For species with limited genetic information, it is often assumed that genetic variation follows geographic and ecological variation. To capture the adaptive variation in oriental sweet gum, ecogeographic zones should be defined according to climatic variation. The minimum effective size of a gene conservation population is 50 trees, and it is recommended that each population is composed of at least 150-200, to ensure enough flowering and fruiting trees.

Natural regeneration should be stimulated and used wherever ecological conditions allow. Seed production is normally sufficient and seed orchards can produce seed in about seven years. To conserve and enhance the diversity in small populations it is also recommended that effective population sizes are increased by planting local material.

Local material should also be used for afforestation purposes wherever possible. For the further improvement of oriental sweet gum plantations, “selected” and “tested” material (seed or clonal) should be used in future.

In situ stands should be tended, including thinning, understory clearing, and weeding. These and other silvicultural measures in gene conservation stands are more effective than if the stands are left unmanaged.

Multiple uses of the gene conservation stands are encouraged, including oil production. Recommended oil production methods (Topçuolu, 1968) should be followed to ensure sustainable oil production. The designated gene conservation stands should serve as a source of reproductive material for breeding, afforestation, oil production and landscape planting. Utilizing well adapted seed sources is the most effective tool in genetic conservation. Trees can also be planted in forest riverbeds to act as a firebreak for Pinus brutia, and this should be promoted to increase the use of this species.
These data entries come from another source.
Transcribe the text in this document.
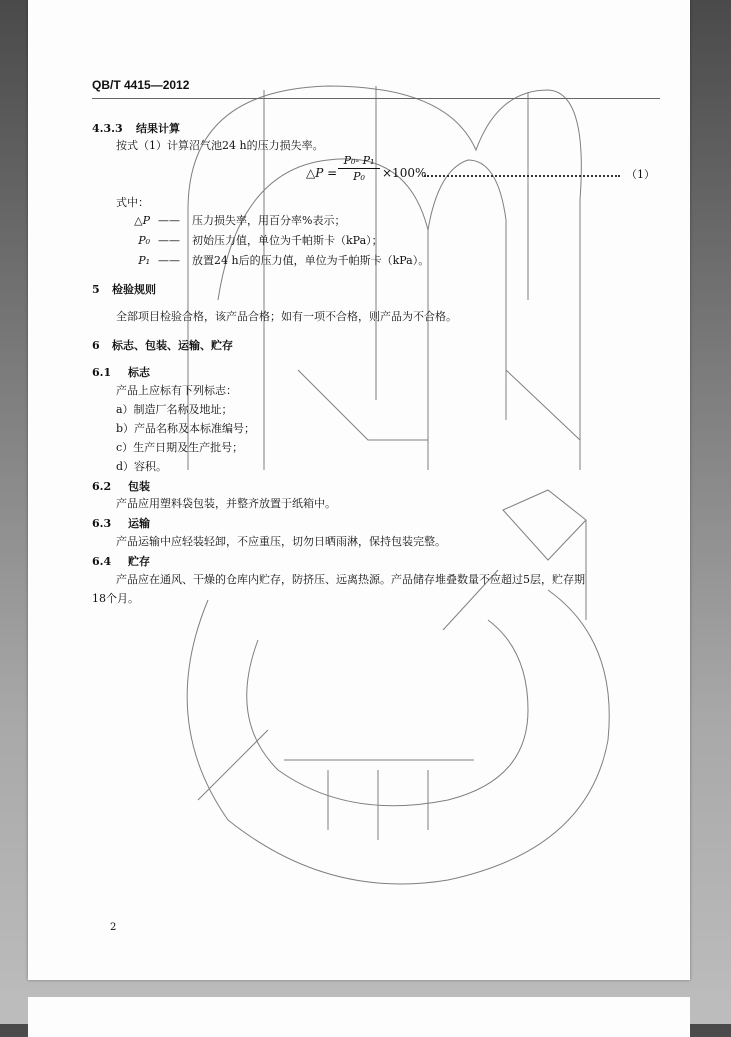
QB/T 4415—2012
4.3.3 结果计算
按式（1）计算沼气池24 h的压力损失率。
△P = $\frac{\text{P₀- P₁}}{\text{P₀}} \times 100\%$	（1）
式中：
△P —— 压力损失率，用百分率%表示；
P₀ —— 初始压力值，单位为千帕斯卡（kPa）；
P₁ —— 放置24 h后的压力值，单位为千帕斯卡（kPa）。
5 检验规则
全部项目检验合格，该产品合格；如有一项不合格，则产品为不合格。
6 标志、包装、运输、贮存
6.1 标志
产品上应标有下列标志：
a）制造厂名称及地址；
b）产品名称及本标准编号；
c）生产日期及生产批号；
d）容积。
6.2 包装
产品应用塑料袋包装，并整齐放置于纸箱中。
6.3 运输
产品运输中应轻装轻卸，不应重压，切勿日晒雨淋，保持包装完整。
6.4 贮存
产品应在通风、干燥的仓库内贮存，防挤压、远离热源。产品储存堆叠数量不应超过5层，贮存期
18个月。
2
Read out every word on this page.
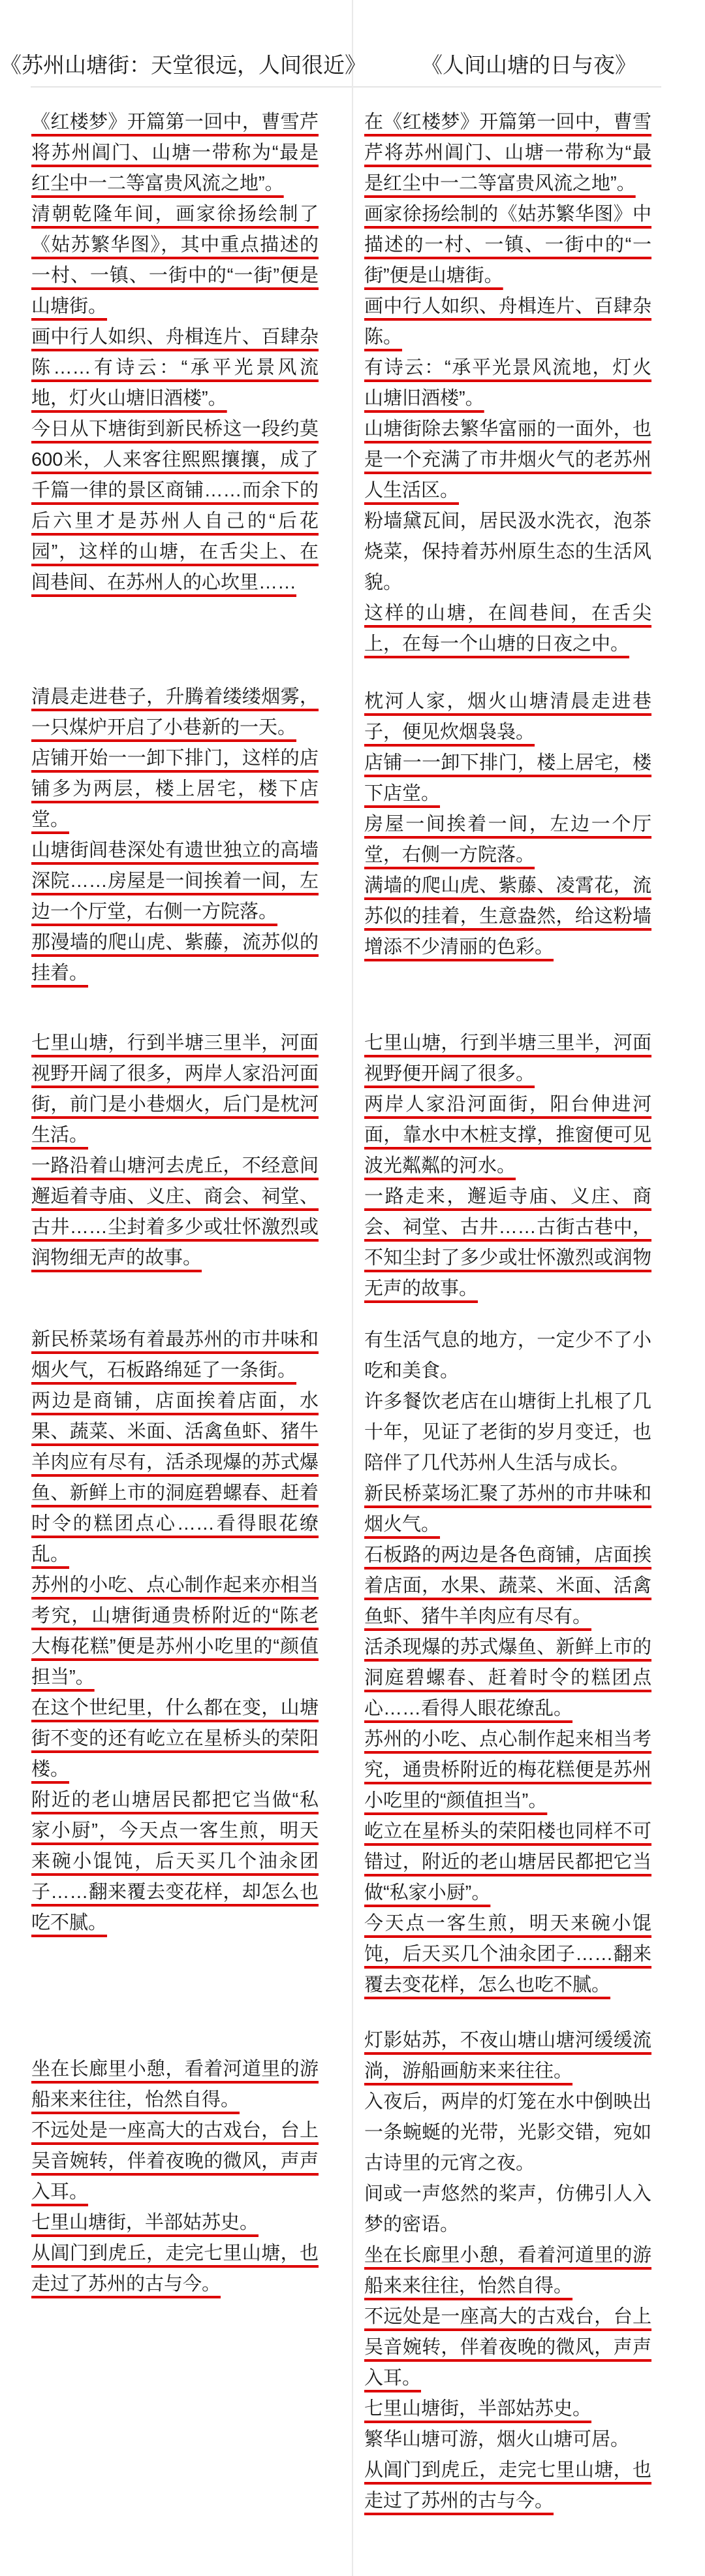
《苏州山塘街：天堂很远，人间很近》	《人间山塘的日与夜》

《红楼梦》开篇第一回中，曹雪芹将苏州阊门、山塘一带称为“最是红尘中一二等富贵风流之地”。

清朝乾隆年间，画家徐扬绘制了《姑苏繁华图》，其中重点描述的一村、一镇、一街中的“一街”便是山塘街。

画中行人如织、舟楫连片、百肆杂陈……有诗云：“承平光景风流地，灯火山塘旧酒楼”。

今日从下塘街到新民桥这一段约莫600米，人来客往熙熙攘攘，成了千篇一律的景区商铺……而余下的后六里才是苏州人自己的“后花园”，这样的山塘，在舌尖上、在闾巷间、在苏州人的心坎里……

清晨走进巷子，升腾着缕缕烟雾，一只煤炉开启了小巷新的一天。

店铺开始一一卸下排门，这样的店铺多为两层，楼上居宅，楼下店堂。

山塘街闾巷深处有遗世独立的高墙深院……房屋是一间挨着一间，左边一个厅堂，右侧一方院落。

那漫墙的爬山虎、紫藤，流苏似的挂着。

七里山塘，行到半塘三里半，河面视野开阔了很多，两岸人家沿河面街，前门是小巷烟火，后门是枕河生活。

一路沿着山塘河去虎丘，不经意间邂逅着寺庙、义庄、商会、祠堂、古井……尘封着多少或壮怀激烈或润物细无声的故事。

新民桥菜场有着最苏州的市井味和烟火气，石板路绵延了一条街。

两边是商铺，店面挨着店面，水果、蔬菜、米面、活禽鱼虾、猪牛羊肉应有尽有，活杀现爆的苏式爆鱼、新鲜上市的洞庭碧螺春、赶着时令的糕团点心……看得眼花缭乱。

苏州的小吃、点心制作起来亦相当考究，山塘街通贵桥附近的“陈老大梅花糕”便是苏州小吃里的“颜值担当”。

在这个世纪里，什么都在变，山塘街不变的还有屹立在星桥头的荣阳楼。

附近的老山塘居民都把它当做“私家小厨”，今天点一客生煎，明天来碗小馄饨，后天买几个油汆团子……翻来覆去变花样，却怎么也吃不腻。

坐在长廊里小憩，看着河道里的游船来来往往，怡然自得。

不远处是一座高大的古戏台，台上吴音婉转，伴着夜晚的微风，声声入耳。

七里山塘街，半部姑苏史。

从阊门到虎丘，走完七里山塘，也走过了苏州的古与今。

在《红楼梦》开篇第一回中，曹雪芹将苏州阊门、山塘一带称为“最是红尘中一二等富贵风流之地”。

画家徐扬绘制的《姑苏繁华图》中描述的一村、一镇、一街中的“一街”便是山塘街。

画中行人如织、舟楫连片、百肆杂陈。

有诗云：“承平光景风流地，灯火山塘旧酒楼”。

山塘街除去繁华富丽的一面外，也是一个充满了市井烟火气的老苏州人生活区。

粉墙黛瓦间，居民汲水洗衣，泡茶烧菜，保持着苏州原生态的生活风貌。

这样的山塘，在闾巷间，在舌尖上，在每一个山塘的日夜之中。

枕河人家，烟火山塘清晨走进巷子，便见炊烟袅袅。

店铺一一卸下排门，楼上居宅，楼下店堂。

房屋一间挨着一间，左边一个厅堂，右侧一方院落。

满墙的爬山虎、紫藤、凌霄花，流苏似的挂着，生意盎然，给这粉墙增添不少清丽的色彩。

七里山塘，行到半塘三里半，河面视野便开阔了很多。

两岸人家沿河面街，阳台伸进河面，靠水中木桩支撑，推窗便可见波光粼粼的河水。

一路走来，邂逅寺庙、义庄、商会、祠堂、古井……古街古巷中，不知尘封了多少或壮怀激烈或润物无声的故事。

有生活气息的地方，一定少不了小吃和美食。

许多餐饮老店在山塘街上扎根了几十年，见证了老街的岁月变迁，也陪伴了几代苏州人生活与成长。

新民桥菜场汇聚了苏州的市井味和烟火气。

石板路的两边是各色商铺，店面挨着店面，水果、蔬菜、米面、活禽鱼虾、猪牛羊肉应有尽有。

活杀现爆的苏式爆鱼、新鲜上市的洞庭碧螺春、赶着时令的糕团点心……看得人眼花缭乱。

苏州的小吃、点心制作起来相当考究，通贵桥附近的梅花糕便是苏州小吃里的“颜值担当”。

屹立在星桥头的荣阳楼也同样不可错过，附近的老山塘居民都把它当做“私家小厨”。

今天点一客生煎，明天来碗小馄饨，后天买几个油汆团子……翻来覆去变花样，怎么也吃不腻。

灯影姑苏，不夜山塘山塘河缓缓流淌，游船画舫来来往往。

入夜后，两岸的灯笼在水中倒映出一条蜿蜒的光带，光影交错，宛如古诗里的元宵之夜。

间或一声悠然的桨声，仿佛引人入梦的密语。

坐在长廊里小憩，看着河道里的游船来来往往，怡然自得。

不远处是一座高大的古戏台，台上吴音婉转，伴着夜晚的微风，声声入耳。

七里山塘街，半部姑苏史。

繁华山塘可游，烟火山塘可居。

从阊门到虎丘，走完七里山塘，也走过了苏州的古与今。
In order to conserve sufficient genetic variation to maintain the adaptive potential of oriental sweet gum, it is recommended that a network of in situ gene conservation stands is established throughout the distribution area. Several fairly small populations could be selected for the establishment of such a network. Since oriental sweet gum exists in mixed stands with Platanus orientalis and Alnus orientalis which are also Noble Hardwoods, a few natural populations could be extended to conserve the associated species. This in situ network should be complemented with ex situ collections, which will also enable provenance research. The establishment of new clonal seed orchards should be especially considered for oil production to reduce the pressure on natural stands.

In regions where seed sources are limited, local ex situ collections (stands) should be established to serve both conservation and seed production. These collections should typically be established within the local region of provenance. Measures should be taken to protect them against undesired pollination from outside. These stands can be bulk collections, seedling seed orchards and clonal seed orchards. From a conservation perspective, priority should be given to resources that are threatened by extinction or contamination from undesired provenances, small populations and unique populations or individuals.